Również Katarzyna Rzeżnicka, doradca podatkowy, starszy konsultant w PricewaterhouseCoopers uważa, że osobami, które rzeczywiście najbardziej skorzystają na wprowadzeniu od 2009 roku nowej, dwustopniowej skali podatkowej, będą osoby lepiej zarabiające, znajdujące się obecnie w drugim lub trzecim przedziale skali podatkowej. Dla tych osób zmiana skali podatkowej będzie najbardziej odczuwalna, gdyż ich marginalna stawka podatkowa zostanie zmniejszona z 40 do 32 proc. (dla osób, które obecnie znajdują się trzecim przedziale skali podatkowej) lub z 32 do 18 proc. (dla osób, które obecnie znajdują się drugim przedziale skali podatkowej).
- Dla osób, których roczne dochody nie przekraczają obecnie pierwszego pułapu skali podatkowej, zmiana skali podatkowej od 2009 roku może nie być tak widoczna, gdyż ich stawka podatkowa ulegnie zmniejszeniu o 1 proc. (z obecnych 19 do 18 proc. w 2009 roku), co przy miesięcznym wynagrodzeniu brutto w wysokości 3 tys. zł będzie prowadziło do zmiany miesięcznych dochodów netto o ok. 20 zł w porównaniu z sytuacją obecną - wylicza Katarzyna Rzeżnicka.
...ale warte ryzyka...
Faktem jest - jak zauważa Joanna Patyk - że podatnicy uzyskujący wysokie dochody odprowadzają najczęściej podatek z zastosowaniem liniowej stawki podatkowej określonej dla podatników prowadzących działalność gospodarczą, tj. w wysokości 19 proc.
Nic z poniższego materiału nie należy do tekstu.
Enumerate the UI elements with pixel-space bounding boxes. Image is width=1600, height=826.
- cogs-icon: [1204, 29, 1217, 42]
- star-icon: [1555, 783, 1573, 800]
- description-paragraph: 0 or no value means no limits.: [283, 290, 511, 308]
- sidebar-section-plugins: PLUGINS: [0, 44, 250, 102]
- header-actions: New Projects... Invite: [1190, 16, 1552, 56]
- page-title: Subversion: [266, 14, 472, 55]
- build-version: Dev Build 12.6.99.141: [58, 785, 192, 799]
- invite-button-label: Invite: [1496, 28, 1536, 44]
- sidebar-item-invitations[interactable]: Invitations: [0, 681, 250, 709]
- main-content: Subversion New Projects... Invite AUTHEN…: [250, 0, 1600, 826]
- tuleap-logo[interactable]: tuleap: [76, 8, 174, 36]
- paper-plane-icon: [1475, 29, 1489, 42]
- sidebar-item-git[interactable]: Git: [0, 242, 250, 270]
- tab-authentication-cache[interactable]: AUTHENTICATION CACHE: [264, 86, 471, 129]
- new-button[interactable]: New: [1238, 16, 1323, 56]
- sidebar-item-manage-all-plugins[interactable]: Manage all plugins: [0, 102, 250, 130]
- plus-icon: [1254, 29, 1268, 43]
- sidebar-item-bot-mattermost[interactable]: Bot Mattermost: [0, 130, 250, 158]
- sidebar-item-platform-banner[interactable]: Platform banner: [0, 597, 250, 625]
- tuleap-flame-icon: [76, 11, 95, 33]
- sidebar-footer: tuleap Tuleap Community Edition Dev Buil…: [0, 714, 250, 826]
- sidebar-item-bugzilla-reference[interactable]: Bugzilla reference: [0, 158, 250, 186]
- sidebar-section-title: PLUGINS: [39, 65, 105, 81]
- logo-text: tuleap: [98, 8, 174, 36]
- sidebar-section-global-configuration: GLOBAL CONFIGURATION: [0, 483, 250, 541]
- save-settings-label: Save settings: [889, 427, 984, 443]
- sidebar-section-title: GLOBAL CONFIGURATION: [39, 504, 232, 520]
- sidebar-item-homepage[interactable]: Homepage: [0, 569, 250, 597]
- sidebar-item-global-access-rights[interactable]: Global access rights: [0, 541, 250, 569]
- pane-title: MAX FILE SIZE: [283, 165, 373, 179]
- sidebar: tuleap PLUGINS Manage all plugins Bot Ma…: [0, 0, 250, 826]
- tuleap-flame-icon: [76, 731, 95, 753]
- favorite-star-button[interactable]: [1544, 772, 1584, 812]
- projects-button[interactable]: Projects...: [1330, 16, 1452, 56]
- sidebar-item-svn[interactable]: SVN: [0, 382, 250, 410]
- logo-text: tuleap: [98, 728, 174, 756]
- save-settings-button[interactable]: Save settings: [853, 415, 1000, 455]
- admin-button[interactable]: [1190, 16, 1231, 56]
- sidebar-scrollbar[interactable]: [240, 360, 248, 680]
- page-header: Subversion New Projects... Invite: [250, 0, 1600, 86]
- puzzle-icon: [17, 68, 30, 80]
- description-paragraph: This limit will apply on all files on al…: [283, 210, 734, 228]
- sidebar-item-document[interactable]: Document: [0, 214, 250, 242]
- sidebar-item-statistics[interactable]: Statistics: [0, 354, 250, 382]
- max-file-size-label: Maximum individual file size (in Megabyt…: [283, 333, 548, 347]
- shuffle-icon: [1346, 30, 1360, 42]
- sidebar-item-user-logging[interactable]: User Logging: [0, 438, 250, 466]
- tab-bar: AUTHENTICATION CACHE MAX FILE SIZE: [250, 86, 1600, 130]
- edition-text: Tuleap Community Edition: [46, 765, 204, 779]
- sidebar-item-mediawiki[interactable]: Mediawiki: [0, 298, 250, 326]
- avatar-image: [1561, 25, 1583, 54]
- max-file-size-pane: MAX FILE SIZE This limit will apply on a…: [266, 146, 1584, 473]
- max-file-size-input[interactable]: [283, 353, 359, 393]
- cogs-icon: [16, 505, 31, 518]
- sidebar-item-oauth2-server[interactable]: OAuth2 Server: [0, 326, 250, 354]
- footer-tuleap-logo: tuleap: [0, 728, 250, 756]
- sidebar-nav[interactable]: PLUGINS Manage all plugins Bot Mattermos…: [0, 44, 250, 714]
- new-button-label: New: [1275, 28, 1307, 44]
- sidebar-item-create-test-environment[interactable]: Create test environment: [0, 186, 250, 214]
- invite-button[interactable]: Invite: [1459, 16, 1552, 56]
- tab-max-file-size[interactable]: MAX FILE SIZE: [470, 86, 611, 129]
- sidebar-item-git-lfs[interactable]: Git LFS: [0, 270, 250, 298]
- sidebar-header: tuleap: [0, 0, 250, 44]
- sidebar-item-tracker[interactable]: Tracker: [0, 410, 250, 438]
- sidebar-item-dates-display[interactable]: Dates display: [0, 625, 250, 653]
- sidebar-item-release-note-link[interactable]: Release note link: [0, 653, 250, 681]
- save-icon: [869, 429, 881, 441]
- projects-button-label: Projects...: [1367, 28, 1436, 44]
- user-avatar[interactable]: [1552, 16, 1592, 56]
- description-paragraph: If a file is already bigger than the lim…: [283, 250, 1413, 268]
- Obniżenie stawek podatkowych należy ocenić pozytywnie. Fakt, że nawet w przypadkach, gdy polskie stawki podatkowe są niższe od maksymalnych stawek podatkowych w innych państwach europejskich, często faktyczne obciążenia z tytułu podatków w Polsce są dużo wyższe niż w innych państwach europejskich - argumentuje Katarzyna Rzeżnicka.
Dodaje, że wynika to m.in. z tego, że w Polsce najwyższa stawka podatkowa jest stosowana do dużo niższych dochodów, niż ma to miejsce w państwach zachodniej Europy.
- Ponadto nasz system podatkowy daje z reguły dużo mniejsze (jeżeli nie znikome) możliwości odliczeń podatkowych - stwierdza ekspert z PricewaterhouseCoopers.
...choć wpłyną na budżet
Według Michała Grzybowskiego, doradcy podatkowego, dyrektora w Ernst & Young, zakładając, że ustawodawca ograniczy się wyłącznie do zmian w stawkach PIT, to największy efekt obniżenia obciążeń podatkowych powinny odczuć głównie osoby, których dochody mieściły się dotychczas w drugim progu podatkowym.
- Ich obciążenia z tytułu podatków osobistych powinny zmniejszyć się o około jedną trzecią. Zmniejszenie kosztów danin publicznoprawnych odczują również osoby, których dochody mieszczą się w obecnym trzecim progu podatkowym. W tym jednak przypadku obciążenia będą mniejsze o około 20 proc. - tłumaczy Michał Grzybowski.
Jednocześnie wskazuje, że zmniejszenie wpływów budżetowych wynikających z obniżenia stawek PIT powinno zostać, przynajmniej częściowo, zrównoważone przez większe wpływy z podatków pośrednich.
- Takie oczekiwanie może być tym bardziej uzasadnione, że osoby, osiągające wyższe dochody, przeznaczają, co do zasady, większe środki na nabycie dóbr i usług obciążonych podatkami pośrednimi, a w szczególności VAT - dodaje Michał Grzybowski.
Joanna Patyk zastrzega, że o ile zmniejszą się dochody Skarbu Państwa w związku ze zmianą progów podatkowych, okaże się dopiero po zakończeniu pierwszego roku kalendarzowego obowiązywania zmienionych przepisów podatkowych.